In the week 2 assignment we’re given a dataset with dimensions(m_train,num_px,num_px,3). My question here is will every dataset we encounter outside this course be arranged in the same way/format? or is this just an example exclusive to this course?
Hi, @Narayan. The structure of the data set is determined by the nature of the task. In this case it is image classification. Although that task is a common one in ML/AI, it is far from exhaustive. That said, it is the main focus of Course 4, where you will be introduced to the convolutional neural network (CNN). But then you will move on to sequence-to-sequence modeling where the dataset might represent a sequence of microphone inputs for say, language translation and phrase identification (such as "Hey, Siri). These, will naturally have different data structures.
Ken has given you the overall answer here, but maybe it’s worth adding the comment that in the case that the inputs are images (which is very common in Course 4 as well) there are two common formats for representing image datasets as arrays or tensors:
The most common arrangement and the one that will be consistently used in Prof Ng’s courses is:
m x h x w x c
Where m is the number of samples, h is the number of pixels in the vertical dimension, w is the number of pixels in the width dimension and c is the number of color channels (typically 3 for an RGB image).
Some people like to use this alternate representation, but Prof Ng never uses it:
c x h x w x m
Also note that there are many types of images and not all of them have 2 spatial dimensions or 3 color channels. E.g. you can have greyscale images with one color channel and medical images may have 3 spatial dimensions (e.g. CT scans).
Even for “normal” images, you can also sometimes see a 4th channel called Alpha which expresses transparency. This is common when your inputs are PNG files. There are also lots of file formats with different types of compression and the like, e.g. JPEG, PNG, TIFF and more. For each image file type, there will be a python library for dealing with that to get the files loaded into memory.
Thank you so much , sirs for the solutions. Regarding the point u make with the dimensions of the matrices i have an issue. I’m not exactly able to picturize in my head what an (m x h x w x c ) matrix looks like which is causing issues when i perform transpose operations. If u could provide me a picture of what these matrices look like i would get a better understanding.
Just from a terminology point of view, a matrix is an array with 2 dimensions. These are 4 dimensional arrays. Yes, they are hard to visualize. I think it’s helpful just to consider one “sample”, meaning that you pick a value for the first dimension. Then you’ve got 3 dimensions remaining, which are the height, width and the 3 colors. In the case of 64 x 64 x 3 images, you can think of it as a “stack” of three monochrome 64 x 64 images: one red, one blue and one green positioned behind one another. They show some illustrations in the Week 2 Logistic Regression assignment notebook that have the kind of rendering I described above.
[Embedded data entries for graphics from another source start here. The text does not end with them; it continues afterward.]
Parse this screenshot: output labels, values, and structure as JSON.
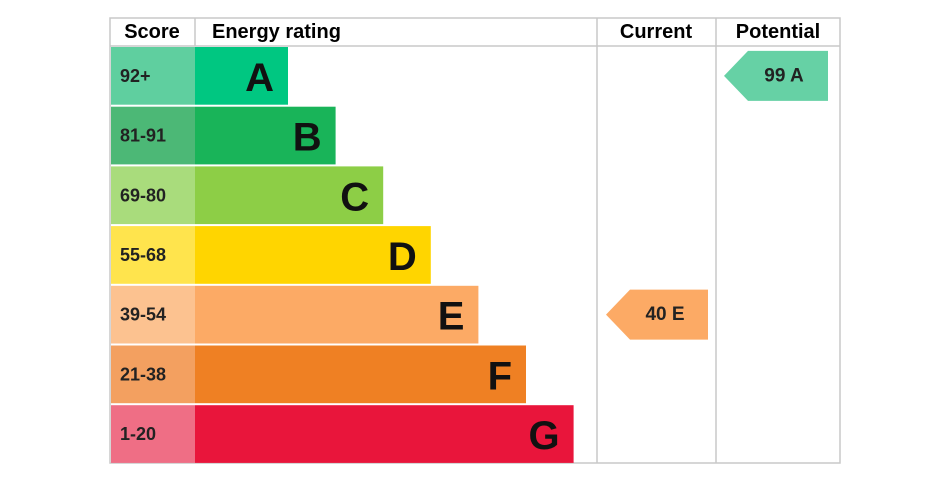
{
  "header": {
    "score": "Score",
    "rating": "Energy rating",
    "current": "Current",
    "potential": "Potential"
  },
  "bands": [
    {
      "score": "92+",
      "letter": "A",
      "color": "#00c781",
      "score_color": "#5fcf9f"
    },
    {
      "score": "81-91",
      "letter": "B",
      "color": "#19b459",
      "score_color": "#4cb876"
    },
    {
      "score": "69-80",
      "letter": "C",
      "color": "#8dce46",
      "score_color": "#a9dc7c"
    },
    {
      "score": "55-68",
      "letter": "D",
      "color": "#ffd500",
      "score_color": "#ffe44d"
    },
    {
      "score": "39-54",
      "letter": "E",
      "color": "#fcaa65",
      "score_color": "#fcc290"
    },
    {
      "score": "21-38",
      "letter": "F",
      "color": "#ef8023",
      "score_color": "#f3a060"
    },
    {
      "score": "1-20",
      "letter": "G",
      "color": "#e9153b",
      "score_color": "#ef6e85"
    }
  ],
  "current": {
    "label": "40 E",
    "color": "#fcaa65"
  },
  "potential": {
    "label": "99 A",
    "color": "#66d1a5"
  }
}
The other point here is that in order to process a 4D array with the type of networks we are using in Course 1, we have to “flatten” each image into a 1D vector, so that the input is a matrix (only 2 dimensions). Here is a thread which explains how that flattening works and that also might be useful to help you visualize how the 4D arrays work.
This was precisely my initial question which was: will i come across only 4D array datasets outside this course? Would we come across 5D,6D,7D etc? This is just because of my inexperience in dealing with a large number of datasets that i’m not aware if the course is giving us just one type of dataset.
There are lots of assignments in these courses. All the ones that are doing some form of image recognition or “computer vision” will use 2D 3 color images as the inputs, so they all end up being 4D arrays (or “tensors” once we get to TensorFlow). In those cases the dimensions will be as I described:
m x h x w x c
But there are some assignments where the inputs are not a picture. E.g. the Course 1, Week 3 Planar Data assignment: there the inputs are a number of points in the plane meaning (x,y) coordinates as the inputs. There’s another one in Course 2 where the inputs are points in a plane. Then in Course 5, we are dealing with language models, so the inputs are various forms of arrays containing “one hot” encoded sequences of words or characters. Those are usually 3D arrays, because there is also the “timestep” dimension.
My point about medical images (e.g. CT scans) is that there do exist types of images with more than 3 dimensions. I think a CT scan has 4 dimensions: 3 spatial dimensions plus the actual density values. So if you had a batch of those images, it would be a 5D array or tensor. But we do not encounter any 5D arrays in these courses at least through the end of Course 4.